So you’ve finally upgraded the water you’re using for brewing your coffee. Now, it’s time to dial in the perfect temperature that your precious H2O should be when it makes contact with your fresh coffee.
Ideal Temp. The Specialty Coffee Association suggests that water for coffee should be at 200°F ± 5 when your brew first begins. If it’s too hot or boiling (212°F), your coffee will over-extract and produce a bitter taste. Too cold, and your coffee will under-extract and end up flat.
Kettles & Temperature Reading. Coffee snobs like us invest in electric gooseneck kettles that reach manually set temperatures and hold them there during a brew, allowing for maximum control and consistency.

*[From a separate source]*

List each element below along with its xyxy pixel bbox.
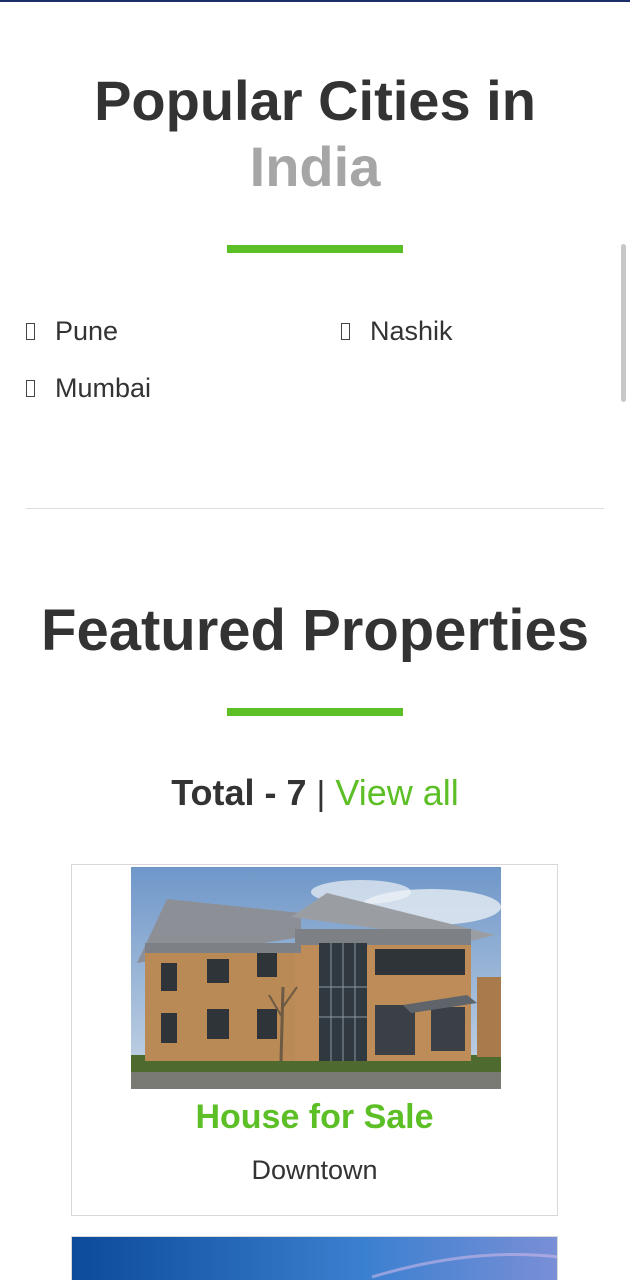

Bonavita makes great ones for around $50, or you can pick up a stove top gooseneck kettle for $30. Goosneck’s are great because of the ability to control the flow of water with minimal splashing; helpful with any manual brewing style (pour-over, Chemex, Aeropress, etc.).
When using any stovetop kettle, we strongly suggest using a quickread electric thermometer for measuring the temperature (a digital meat thermometer works well). Dip it into your kettle as the water heats up and aim for between 200-204°F. Once you turn off your stove and begin your brew, the water will begin to cool, so aim for the higher end of the suggested temperature range. Another option is to heat the water to boiling, measuring the temperature as it cools. After several times doing this, you’ll have a sense of how many minutes your water takes to cool from 212°F to 205°F.

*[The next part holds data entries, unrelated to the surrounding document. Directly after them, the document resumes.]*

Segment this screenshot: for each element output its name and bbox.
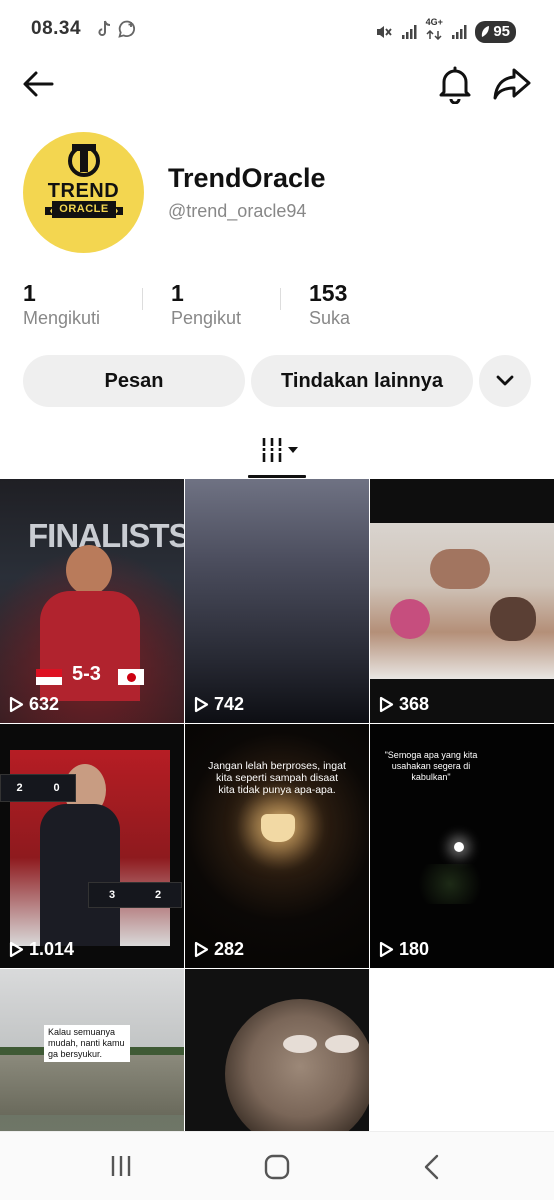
view-count-text: 632	[29, 694, 60, 714]
view-count-text: 180	[399, 939, 430, 959]
share-icon[interactable]	[492, 66, 532, 102]
play-icon	[9, 696, 24, 713]
video-tile[interactable]: 742	[185, 479, 369, 723]
status-app-icons	[96, 20, 136, 38]
stat-divider	[142, 288, 143, 310]
stat-value: 153	[309, 280, 348, 306]
recent-apps-icon[interactable]	[108, 1154, 134, 1178]
stat-following[interactable]: 1 Mengikuti	[23, 280, 100, 329]
score: 2	[154, 889, 162, 901]
score: 0	[53, 782, 60, 794]
expand-button[interactable]	[479, 355, 531, 407]
system-nav-bar	[0, 1131, 554, 1200]
more-actions-button[interactable]: Tindakan lainnya	[251, 355, 473, 407]
indonesia-flag-icon	[36, 669, 62, 685]
monkey-face	[225, 999, 369, 1149]
bell-icon[interactable]	[436, 64, 474, 104]
tile-foliage	[410, 864, 490, 904]
tile-caption: "Semoga apa yang kita usahakan segera di…	[384, 750, 478, 782]
tile-person-body	[40, 804, 120, 946]
username: @trend_oracle94	[168, 201, 307, 221]
brand-logo-icon	[68, 144, 100, 177]
stat-divider	[280, 288, 281, 310]
score: 2	[16, 782, 23, 794]
battery-level: 95	[493, 22, 510, 40]
video-tile[interactable]: "Semoga apa yang kita usahakan segera di…	[370, 724, 554, 968]
chevron-down-icon	[496, 375, 514, 386]
play-icon	[194, 941, 209, 958]
status-right: 4G+ 95	[375, 18, 516, 45]
score: 3	[108, 889, 116, 901]
data-arrows-icon	[426, 29, 442, 41]
tile-water	[0, 1055, 184, 1115]
tile-player-head	[66, 545, 112, 595]
status-time: 08.34	[31, 18, 82, 39]
home-icon[interactable]	[264, 1154, 290, 1180]
view-count: 282	[194, 939, 244, 960]
avatar-title: TREND	[47, 180, 120, 202]
lantern-glow	[261, 814, 295, 842]
view-count: 1.014	[9, 939, 74, 960]
view-count-text: 368	[399, 694, 430, 714]
view-count: 180	[379, 939, 429, 960]
view-count-text: 1.014	[29, 939, 75, 959]
monkey-eye	[283, 1035, 317, 1053]
monkey-eye	[325, 1035, 359, 1053]
video-tile[interactable]: 368	[370, 479, 554, 723]
tile-headline: FINALISTS	[28, 517, 184, 554]
play-icon	[194, 696, 209, 713]
battery-indicator: 95	[475, 20, 516, 43]
tile-photo-detail	[430, 549, 490, 589]
view-count: 368	[379, 694, 429, 715]
video-grid: FINALISTS 5-3 632 742 368 2 0 3 2 1.014 …	[0, 479, 554, 1200]
mute-icon	[377, 25, 393, 38]
tile-caption: Kalau semuanya mudah, nanti kamu ga bers…	[44, 1025, 130, 1062]
video-tile[interactable]: Jangan lelah berproses, ingat kita seper…	[185, 724, 369, 968]
tile-photo-detail	[490, 597, 536, 641]
scoreboard-bottom: 3 2	[88, 882, 182, 908]
stat-likes[interactable]: 153 Suka	[309, 280, 350, 329]
top-nav	[0, 62, 554, 106]
avatar[interactable]: TREND ORACLE	[23, 132, 144, 253]
tile-score: 5-3	[72, 663, 101, 685]
status-bar: 08.34 4G+ 95	[0, 0, 554, 60]
display-name: TrendOracle	[168, 163, 326, 193]
stat-label: Pengikut	[171, 308, 242, 328]
view-count-text: 742	[214, 694, 245, 714]
avatar-ribbon-icon	[45, 207, 123, 215]
play-icon	[9, 941, 24, 958]
scoreboard-top: 2 0	[0, 774, 76, 802]
stat-value: 1	[171, 280, 184, 306]
signal-icon	[402, 24, 417, 39]
japan-flag-icon	[118, 669, 144, 685]
battery-leaf-icon	[482, 25, 490, 37]
stat-label: Suka	[309, 308, 351, 328]
back-arrow-icon[interactable]	[20, 66, 56, 102]
active-tab-indicator	[248, 475, 306, 478]
back-icon[interactable]	[422, 1154, 440, 1180]
network-type: 4G+	[425, 18, 443, 45]
tiktok-icon	[98, 20, 111, 36]
stat-label: Mengikuti	[23, 308, 101, 328]
stat-value: 1	[23, 280, 36, 306]
view-count: 742	[194, 694, 244, 715]
tile-caption: Jangan lelah berproses, ingat kita seper…	[208, 760, 346, 796]
message-button[interactable]: Pesan	[23, 355, 245, 407]
signal-icon	[452, 24, 467, 39]
moon-light	[454, 842, 464, 852]
whatsapp-icon	[118, 20, 135, 38]
stat-followers[interactable]: 1 Pengikut	[171, 280, 241, 329]
play-icon	[379, 696, 394, 713]
view-count-text: 282	[214, 939, 245, 959]
tile-photo-detail	[390, 599, 430, 639]
grid-filter-icon[interactable]	[248, 428, 306, 478]
play-icon	[379, 941, 394, 958]
video-tile[interactable]: FINALISTS 5-3 632	[0, 479, 184, 723]
video-tile[interactable]: 2 0 3 2 1.014	[0, 724, 184, 968]
view-count: 632	[9, 694, 59, 715]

Note. If you don’t have an electric kettle or thermometer, let your water boil on the stove and once it starts whistling, turn it off, move it to a cool burner, and let it sit for about 2 minutes. There’s far less accuracy, but letting it sit can ensure you’re not scorching your coffee with boiling water without worrying it will be too cool (it will take more than 2 minutes to fall below 195°F).
Altitude. Remember science! The boiling point of water decreases by roughly 1°F every 500 feet due to lower atmospheric pressure, so keep that in mind for mountain high brewing. As an example, if you live in Denver your water will start boiling around 203°F or so (which, presumably, you already know). The lowered boiling point of your water shouldn’t affect the brew, as long as the temperature still falls within the SCA approved range noted above.
FYI. All of this guidance emphasizes manual brewing, but if you're using a countertop drip coffee maker, there’s a host of considerations to be mindful of. We’ll open that can of worms in a later post.